Her breeching is definitely way too short, especially in her winter coat.

I haven't had any problems with the Ozark bridles irritating my horse, just me! LOL. I see no reason why the blinkerstay buckle cannot be sewn into the crownpiece in the middle. Seems like that ought to be a basic requirement for even the cheapest harness, and Ozark is generally good-quality (not cheap) in other regards.

Leia


----------



## studiowvw (Nov 27, 2011)

hobbyhorse23 said:


> Her breeching is definitely way too short, especially in her winter coat.
> 
> I haven't had any problems with the Ozark bridles irritating my horse, just me! LOL. I see no reason why the blinkerstay buckle cannot be sewn into the crownpiece in the middle. Seems like that ought to be a basic requirement for even the cheapest harness, and Ozark is generally good-quality (not cheap) in other regards.
> 
> Leia


Yes, it is a really nice harness. I bought it used and it's a bit small for her, especially now she's filled out more.

The bridle is beautiful and looks nice on her, except for the blinker problem. I don't believe there's wire in this one. Will probably take it apart and add some.

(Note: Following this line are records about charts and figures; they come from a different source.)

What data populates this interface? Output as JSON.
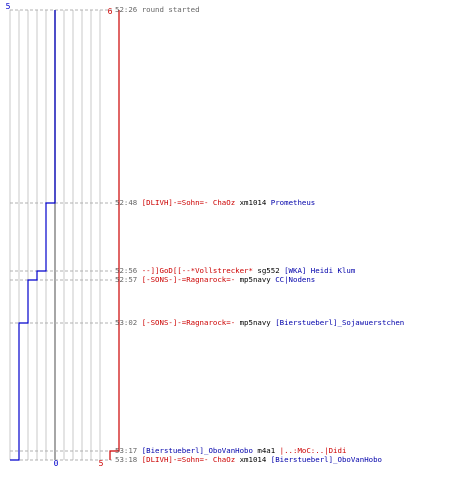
{
  "chart_data": {
    "type": "step",
    "title": "",
    "series": [
      {
        "name": "",
        "color": "#0000cc",
        "points": [
          {
            "time": "52:26",
            "value": 5
          },
          {
            "time": "52:48",
            "value": 4
          },
          {
            "time": "52:56",
            "value": 3
          },
          {
            "time": "52:57",
            "value": 2
          },
          {
            "time": "53:02",
            "value": 1
          },
          {
            "time": "53:18",
            "value": 0
          }
        ]
      },
      {
        "name": "",
        "color": "#cc0000",
        "points": [
          {
            "time": "52:26",
            "value": 6
          },
          {
            "time": "53:17",
            "value": 5
          }
        ]
      }
    ],
    "top_labels": {
      "left": "5",
      "right": "6"
    },
    "bottom_labels": {
      "left": "0",
      "right": "5"
    },
    "value_range": [
      0,
      6
    ],
    "grid": true
  },
  "events": [
    {
      "time": "52:26",
      "parts": [
        {
          "text": "round started",
          "color": "#666666"
        }
      ]
    },
    {
      "time": "52:48",
      "parts": [
        {
          "text": "[DLIVH]-=Sohn=- ChaOz",
          "color": "#cc0000"
        },
        {
          "text": " xm1014 ",
          "color": "#000000"
        },
        {
          "text": "Prometheus",
          "color": "#0000aa"
        }
      ]
    },
    {
      "time": "52:56",
      "parts": [
        {
          "text": "--]]GoD[[--*Vollstrecker*",
          "color": "#cc0000"
        },
        {
          "text": " sg552 ",
          "color": "#000000"
        },
        {
          "text": "[WKA] Heidi Klum",
          "color": "#0000aa"
        }
      ]
    },
    {
      "time": "52:57",
      "parts": [
        {
          "text": "[-SONS-]-=Ragnarock=-",
          "color": "#cc0000"
        },
        {
          "text": " mp5navy ",
          "color": "#000000"
        },
        {
          "text": "CC|Nodens",
          "color": "#0000aa"
        }
      ]
    },
    {
      "time": "53:02",
      "parts": [
        {
          "text": "[-SONS-]-=Ragnarock=-",
          "color": "#cc0000"
        },
        {
          "text": " mp5navy ",
          "color": "#000000"
        },
        {
          "text": "[Bierstueberl]_Sojawuerstchen",
          "color": "#0000aa"
        }
      ]
    },
    {
      "time": "53:17",
      "parts": [
        {
          "text": "[Bierstueberl]_OboVanHobo",
          "color": "#0000aa"
        },
        {
          "text": " m4a1 ",
          "color": "#000000"
        },
        {
          "text": "|..:MoC:..|Didi",
          "color": "#cc0000"
        }
      ]
    },
    {
      "time": "53:18",
      "parts": [
        {
          "text": "[DLIVH]-=Sohn=- ChaOz",
          "color": "#cc0000"
        },
        {
          "text": " xm1014 ",
          "color": "#000000"
        },
        {
          "text": "[Bierstueberl]_OboVanHobo",
          "color": "#0000aa"
        }
      ]
    }
  ]
}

The leather throughout the harness is soft and supple and stays looking good.


----------



## MiLo Minis (Nov 27, 2011)

Yes, I have to say it does look like it is too small for her and you need a complete breeching. Are you sure you can't remove the breeching though? If you undo the buckles on the hanger you should be able to pull the strap back through the backband.

They are irritating the heck out of me too Leia! It is a lovely little harness other than that. I had been using the bridle from my carriage harness for my brass show harness but the only silver bridle I have doesn't really suit my silver show harness as it is too coarse - more of a working harness type - which means I couldn't use my silver show harness till I took it in to be repaired which kinda peeves me because I really shouldn't have had to go to that trouble. I sent the one bridle back twice and got the exact same problem back with the new bridles.



I gave it up and shelled out the time and money to have it fixed properly.


----------



## studiowvw (Nov 28, 2011)

here is a pic from the side that someone else took.

Is the breeching far down enough?

I can tell that the main strap going around her butt is too short, as it is pulling the hang straps towards the back.




Doesn't she look cute? These are my neighbours, so when I saw them, I drove her over to see them.


----------